Kaum war der Krankenwagen mit dem Peugeot-Fahrer verschwunden, begannen die Polizistinnen, Aussagen aufzunehmen. »Hoffentlich ist was drauf«, sagte eine von ihnen und deutete auf die Kamera hoch oben an einer Mauer, die Gloria nicht bemerkt hatte. Gloria gefiel die Vorstellung, dass Kameras alle überall beobachteten. Letztes Jahr erst hatte Graham das neueste Sicherheitssystem im Haus installiert – Kameras und Infrarotsensoren und Panikschalter und weiß Gott was. Gloria mochte die hilfreichen kleinen Roboter, die mit ihren Augen den Garten überwachten. Einst sah das Auge Gottes alles, jetzt war es die Kameralinse.
»Er hatte einen Hund«, sagte Pam und lockerte sich unsicher das apricot gefärbte Haar.
»An den Hund erinnert sich jeder.« Die Polizistin seufzte. »Ich habe mehrere sehr präzise Beschreibungen des Hundes, aber der Honda-Fahrer wird wahlweise als ›dunkelhaarig‹, ›blond‹, ›groß‹, ›klein‹, ›mager‹, ›dick‹, ›Mitte zwanzig‹ und ›um die fünfzig‹ beschrieben. Niemand hat sich das Autokennzeichen notiert, man sollte meinen, dass zumindest einer das hinkriegen würde.«
»Das sollte man meinen«, sagte Gloria. »Das sollte man wirklich meinen.«
Sie waren zu spät für die BBC-Radioaufzeichnung. Pam war hocherfreut, dass sie ein Drama statt des Kabaretts erlebt hatten.

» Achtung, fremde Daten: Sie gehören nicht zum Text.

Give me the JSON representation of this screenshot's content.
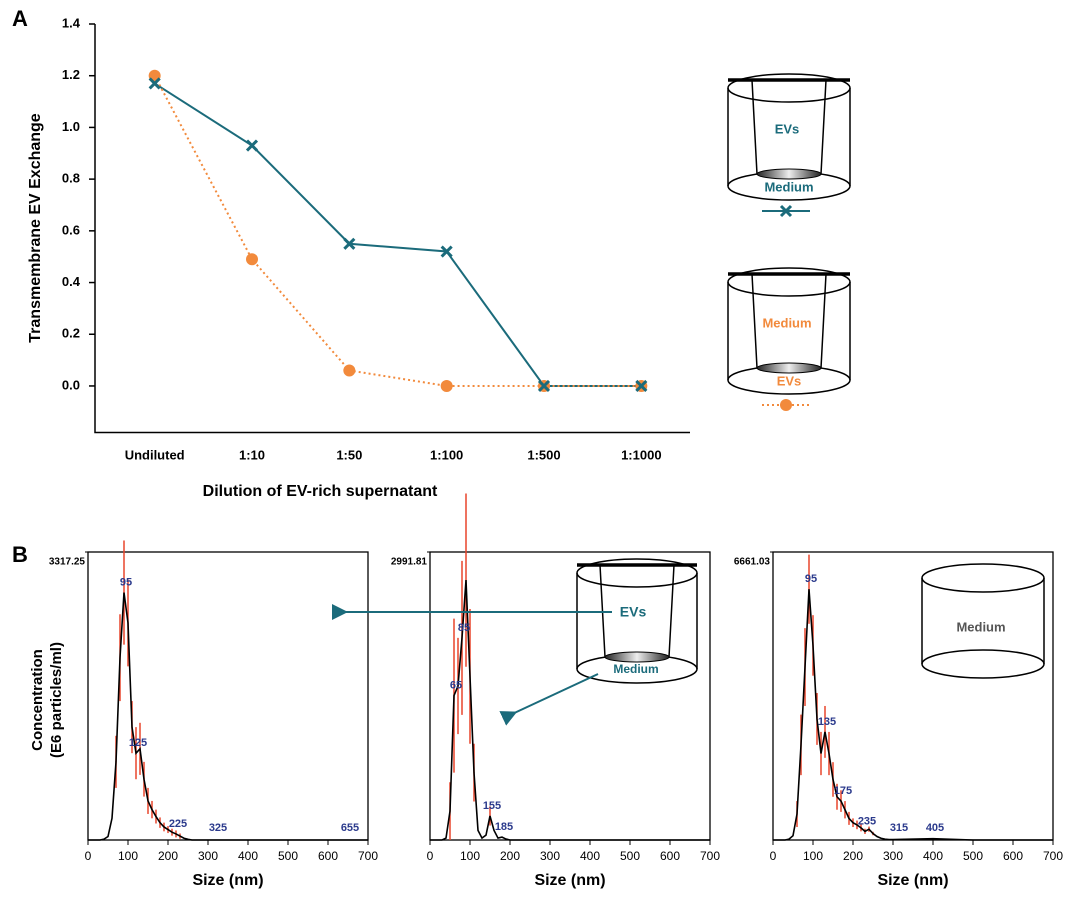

»Und am Donnerstag gehe ich aufs Literaturfestival«, sagte sie. »Bist du sicher, dass du nicht mitkommen willst?« Pam war Fan irgendeines Krimiautors, der auf dem Literaturfestival lesen sollte. Gloria hatte nichts für Kriminalromane übrig. Sie hatten das Leben aus ihrem Vater gesaugt und außerdem: Gab es nicht schon genügend Verbrechen auf der Welt, musste man noch mehr hinzufügen, und seien es fiktive?
»Das ist nur eine kleine Flucht aus dem Alltag«, sagte Pam kleinlaut.
Wenn man flüchten wollte, stieg man Glorias Ansicht nach in einen Wagen und fuhr davon. Glorias Lieblingsroman war noch immer ganz entschieden Anne auf Green Gables, der in ihrer Jugend eine Lebensweise repräsentiert hatte, die zwar ideal, aber auch jetzt noch nicht vollkommen unmöglich war.
»Wir könnten irgendwo eine schöne Tasse Tee trinken«, sagte Pam, aber Gloria entschuldigte sich und sagte: »Habe zu Hause was zu erledigen.«
Pam fragte: »Was denn?«
»Irgendwas«, sagte Gloria. Sie nahm an der eBay-Auktion eines Paars Staffordshire-Windhunde teil, die in zwei Stunden zu Ende gehen sollte, und sie wollte beim Finish dabei sein.
»Also wirklich, du bist eine Frau mit Geheimnissen, Gloria.«
»Nein, bin ich nicht«, sagte Gloria.